Researchers at security firm Netscout have discovered a financially motivated cyber attack campaign that could be linked to the Cobalt Group, which is believed to be responsible for cyber heists costing millions.
Similarities in phishing emails used in the new ongoing campaign targeting financial institutions in Eastern Europe and Russia led researchers to suspect a link to the Cobalt group, which has targeted mainly financial organisations in the past, often by using automatic teller machine (ATM) malware.
The latest campaign, discovered on 13 August, is using spear phishing attacks to steal legitimate credentials to bypass security defences and gain entry to banking IT systems. The emails appear to come from a financial supplier or partner, increasing the likelihood of infection.

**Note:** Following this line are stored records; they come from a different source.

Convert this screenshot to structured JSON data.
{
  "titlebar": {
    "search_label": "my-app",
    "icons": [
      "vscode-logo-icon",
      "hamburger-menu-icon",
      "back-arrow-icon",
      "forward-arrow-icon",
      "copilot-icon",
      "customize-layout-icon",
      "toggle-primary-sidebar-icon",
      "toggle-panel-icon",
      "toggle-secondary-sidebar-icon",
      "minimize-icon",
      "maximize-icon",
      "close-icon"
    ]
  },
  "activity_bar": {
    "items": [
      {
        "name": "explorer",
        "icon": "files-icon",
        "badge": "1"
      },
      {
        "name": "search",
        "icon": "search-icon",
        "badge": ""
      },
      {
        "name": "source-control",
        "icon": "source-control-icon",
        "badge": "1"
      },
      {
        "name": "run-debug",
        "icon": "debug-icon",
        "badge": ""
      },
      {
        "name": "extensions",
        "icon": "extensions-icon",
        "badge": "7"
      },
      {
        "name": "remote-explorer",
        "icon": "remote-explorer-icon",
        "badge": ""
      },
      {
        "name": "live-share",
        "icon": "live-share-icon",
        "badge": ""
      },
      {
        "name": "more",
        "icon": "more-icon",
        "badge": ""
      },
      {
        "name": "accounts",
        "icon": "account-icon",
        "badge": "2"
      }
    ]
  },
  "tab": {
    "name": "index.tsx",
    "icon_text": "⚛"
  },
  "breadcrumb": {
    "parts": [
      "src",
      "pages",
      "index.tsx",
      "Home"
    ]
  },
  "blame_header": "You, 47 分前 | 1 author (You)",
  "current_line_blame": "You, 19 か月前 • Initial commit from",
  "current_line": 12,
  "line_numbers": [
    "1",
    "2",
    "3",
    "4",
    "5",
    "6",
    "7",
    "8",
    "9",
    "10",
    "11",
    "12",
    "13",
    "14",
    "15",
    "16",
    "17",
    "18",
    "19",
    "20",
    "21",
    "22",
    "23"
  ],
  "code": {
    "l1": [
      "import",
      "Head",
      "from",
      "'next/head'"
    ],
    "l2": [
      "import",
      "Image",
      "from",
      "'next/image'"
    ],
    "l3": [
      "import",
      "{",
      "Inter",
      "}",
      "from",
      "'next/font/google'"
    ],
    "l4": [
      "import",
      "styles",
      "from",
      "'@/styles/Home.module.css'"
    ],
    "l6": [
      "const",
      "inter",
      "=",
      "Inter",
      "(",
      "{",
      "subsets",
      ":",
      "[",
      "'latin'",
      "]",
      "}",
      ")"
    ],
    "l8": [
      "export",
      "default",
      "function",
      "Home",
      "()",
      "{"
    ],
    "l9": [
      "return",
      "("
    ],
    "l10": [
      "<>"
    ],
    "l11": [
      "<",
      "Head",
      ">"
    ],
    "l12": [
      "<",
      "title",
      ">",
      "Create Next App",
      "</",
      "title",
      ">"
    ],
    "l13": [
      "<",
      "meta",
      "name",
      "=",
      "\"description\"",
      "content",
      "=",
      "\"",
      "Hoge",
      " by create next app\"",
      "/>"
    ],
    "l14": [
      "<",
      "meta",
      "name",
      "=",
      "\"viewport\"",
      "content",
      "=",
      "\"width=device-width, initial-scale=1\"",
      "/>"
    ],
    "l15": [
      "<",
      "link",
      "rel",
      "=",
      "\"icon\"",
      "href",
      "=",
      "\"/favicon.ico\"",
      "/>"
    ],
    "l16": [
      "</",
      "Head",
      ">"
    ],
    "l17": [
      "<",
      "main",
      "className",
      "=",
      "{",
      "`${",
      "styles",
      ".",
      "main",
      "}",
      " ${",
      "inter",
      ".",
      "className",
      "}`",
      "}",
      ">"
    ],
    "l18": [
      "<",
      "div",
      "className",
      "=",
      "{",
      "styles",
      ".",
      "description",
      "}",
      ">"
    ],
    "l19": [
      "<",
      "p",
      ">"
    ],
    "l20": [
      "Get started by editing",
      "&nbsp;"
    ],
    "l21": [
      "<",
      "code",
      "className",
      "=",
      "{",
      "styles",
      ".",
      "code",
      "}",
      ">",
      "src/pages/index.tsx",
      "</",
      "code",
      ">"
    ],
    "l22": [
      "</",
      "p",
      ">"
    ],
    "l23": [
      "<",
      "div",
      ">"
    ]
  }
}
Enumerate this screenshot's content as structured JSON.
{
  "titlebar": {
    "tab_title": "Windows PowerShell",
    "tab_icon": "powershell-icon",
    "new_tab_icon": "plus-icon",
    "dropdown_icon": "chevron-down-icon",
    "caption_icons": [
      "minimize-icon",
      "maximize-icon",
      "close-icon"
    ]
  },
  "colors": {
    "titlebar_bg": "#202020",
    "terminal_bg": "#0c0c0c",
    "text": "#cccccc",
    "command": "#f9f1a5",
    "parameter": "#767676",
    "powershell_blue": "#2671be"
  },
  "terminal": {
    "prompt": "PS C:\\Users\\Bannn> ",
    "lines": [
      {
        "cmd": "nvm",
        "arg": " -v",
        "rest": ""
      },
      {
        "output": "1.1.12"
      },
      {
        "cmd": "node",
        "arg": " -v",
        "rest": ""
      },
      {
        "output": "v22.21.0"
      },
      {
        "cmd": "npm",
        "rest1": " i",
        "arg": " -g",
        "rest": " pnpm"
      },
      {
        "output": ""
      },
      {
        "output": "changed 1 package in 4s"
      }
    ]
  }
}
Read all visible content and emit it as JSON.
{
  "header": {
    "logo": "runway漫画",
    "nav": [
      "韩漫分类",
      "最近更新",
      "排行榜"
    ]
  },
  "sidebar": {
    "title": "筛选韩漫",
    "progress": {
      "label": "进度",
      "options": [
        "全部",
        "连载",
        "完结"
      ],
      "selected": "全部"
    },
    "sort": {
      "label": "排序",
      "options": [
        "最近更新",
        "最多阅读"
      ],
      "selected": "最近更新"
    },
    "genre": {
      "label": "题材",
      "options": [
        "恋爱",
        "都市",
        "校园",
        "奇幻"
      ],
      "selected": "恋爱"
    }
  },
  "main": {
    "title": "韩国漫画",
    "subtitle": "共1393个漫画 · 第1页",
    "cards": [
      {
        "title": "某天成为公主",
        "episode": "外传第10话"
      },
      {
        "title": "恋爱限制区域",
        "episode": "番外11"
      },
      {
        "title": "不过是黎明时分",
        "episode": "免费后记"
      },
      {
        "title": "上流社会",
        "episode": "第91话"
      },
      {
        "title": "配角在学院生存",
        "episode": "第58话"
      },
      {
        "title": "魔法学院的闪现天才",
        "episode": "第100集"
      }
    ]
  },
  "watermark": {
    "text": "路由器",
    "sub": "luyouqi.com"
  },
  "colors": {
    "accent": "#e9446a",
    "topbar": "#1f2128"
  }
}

One phishing email analysed by the researchers contained two malicious links. One is a weaponised Word document that contains obfuscated VBA [Visual Basic for Applications] scripts, and the other is a binary (executable file) with a .jpg image file extension.
Making use of separate infection points in one email with two separate command and control servers is unusual and could be aimed at increasing the likelihood of success, the researchers said.
The binaries analysed contained two unique command and control servers, which Netscout researchers believe are owned and operated by the Cobalt hacking group.
They think the cyber attack group will continue targeting financial organisations in Eastern Europe and Russia based on the attack methods in this campaign.
Banking and other financial institutions are advised to ensure that employees are trained to spot phishing emails.
These and other organisations should also ensure they have the capability to inspect emails closely to identify fake domains that might contain malicious attachments or links.
Cobalt Group’s operations appear to be continuing despite the arrest earlier this year of the suspected mastermind behind the bank heists by the Cobalt and Carbanak groups.
The wider criminal operation uses both Cabanak and Cobalt malware and is linked to the theft of up to $1bn from financial institutions in more than 40 countries.
According to Europol, the Cobalt malware enables criminals to steal up to €10m in each heist.